1.1
Ruang Lingkup Ilmu Kimia Definisi :
Secara
singkat, Ilmu Kimia adalah ilmu rekayasa materi yaitu mengubah suatu materi
menjadi materi yang lain.
• Secara lengkap, Ilmu Kimia adalah
ilmu yang mempelajari tentang :
A. Susunan
materi = mencakup komponen-komponen pembentuk materi dan perbandingan tiap
komponen tersebut.
B. Struktur
materi = mencakup struktur partikel-partikel penyusun suatu materi atau
menggambarkan bagaimana atom-atom penyusun materi tersebut saling berikatan.
C. Sifat
materi = mencakup sifat fisis (wujud dan penampilan) dan sifat kimia.
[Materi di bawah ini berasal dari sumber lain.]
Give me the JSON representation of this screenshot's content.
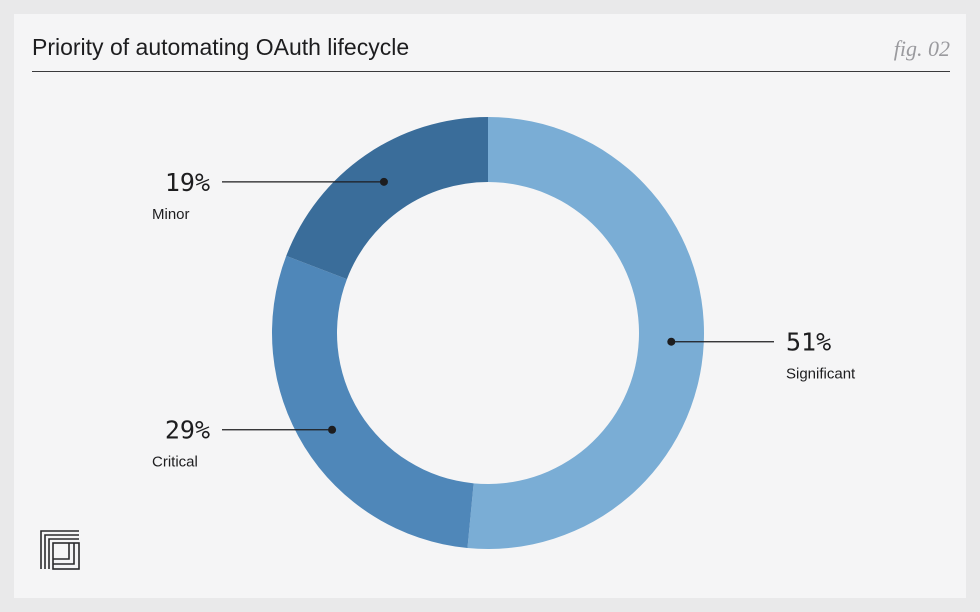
{
  "header": {
    "title": "Priority of automating OAuth lifecycle",
    "fig_label": "fig. 02"
  },
  "logo_icon": "stacked-squares-logo",
  "chart_data": {
    "type": "pie",
    "donut": true,
    "categories": [
      "Significant",
      "Critical",
      "Minor"
    ],
    "values": [
      51,
      29,
      19
    ],
    "value_labels": [
      "51%",
      "29%",
      "19%"
    ],
    "colors": [
      "#7aadd5",
      "#4f87b9",
      "#3a6d9a"
    ]
  }
}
Sifat
suatu materi dipengaruhi oleh : susunan dan struktur dari materi tersebut.
D. Perubahan
materi = meliputi perubahan fisis/fisika (wujud) dan perubahan kimia
(menghasilkan zat baru).
E. Energi yang menyertai perubahan
materi = menyangkut banyaknya energi yang menyertai sejumlah materi dan
asal-usul energi itu
Ilmu Kimia dikembangkan oleh para
ahli kimia untuk menjawab pertanyaan “apa” dan “mengapa”tentang sifat materi yang ada di
alam.
Pengetahuan
yang lahir dari upaya untuk menjawab pertanyaan “apa” merupakan suatu fakta yaitu :
sifat-sifat materi yang diamati sama oleh setiap orang akan menghasilkan
Pengetahuan Deskriptif.
Pengetahuan
yang lahir dari upaya untuk menjawab pertanyaaan “mengapa” suatu materi memiliki sifat
tertentu akan menghasilkan Pengetahuan Teoritis.
Perubahan
Materi dapat dikaji berdasakan:
a. Perubahan
Energi yang menyertainya :
Prosesnya
Perubahan sifat-sifat sebelum dan sesudah mengalami perubahan Diperlukan teori
yang disebut Termodinamika Kimia. Karena dapat diprediksi perubahan materi yang
berlangsung spontan dan perubahan materi yang perlu penanganan lebih lanjut,
serta dapat membangun sumber energi baru seperti baterai, accu, reaktor nuklir,
dan sumber energi baru lainnya.
b. Prosesnya :
Diperlukan
teori yang disebut Kinetika Kimia. Melalui kinetika dapat dipelajari
tahap-tahap perubahan suatu materi untuk mempercepat atau memperlambat
perubahan materi melalui penambahan katalis atau inhibitor.
c. Perubahan
sifat – sifat sebelum dan sesudah mengalami perubahan :
Untuk
mengetahui sifat-sifat materi, dapat dipelajari dari Struktur Materi. Karena
dapat diketahui komposisi materi dan dapat memprediksi sifat-sifat suatu
materi.
Perkembangan
Ilmu Kimia
1. Sekitar tahun 3500 SM, di Mesir Kuno sudah
mempraktekkan reaksi kimia (misal : cara membuat anggur, pengawetan mayat).
2. Pada abad
ke-4 SM, para filosofis Yunani yaitu Democritus dan Aristoteles mencoba
memahami hakekat materi. o Menurut Democritus = setiap materi terdiri dari
partikel kecil yang disebut atom. o Menurut Aristoteles = materi terbentuk dari
4 jenis unsur yaitu : tanah, air, udara dan api.
3. Abad pertengahan
(tahun 500-1600), yang dipelopori oleh para ahli kimia Arab dan Persia. o Kimia
lebih mengarah ke segi praktis. Dihasilkan berbagai jenis zat seperti :
alkohol, arsen, zink asam iodida, asam sulfat dan asam nitrat. o Nama ilmu
kimia lahir, dari kata dalam bahasa Arab (al-kimiya = perubahan materi) oleh
ilmuwan Arab Jabir ibn Hayyan (tahun 700-778).
4. Abad ke-18,
muncul istilah Kimia Modern. Dipelopori oleh ahli kimia Perancis Antoine
Laurent Lavoisier (tahun 1743-1794) yang berhasil mengemukakan hukum kekekalan
massa.
5. Tahun 1803, seorang ahli kimia Inggris
bernama John Dalton (tahun 1766-1844) mengajukan teori atom untuk pertama
kalinya. Sejak itu, ilmu kimia terus berkembang pesat hingga saat ini.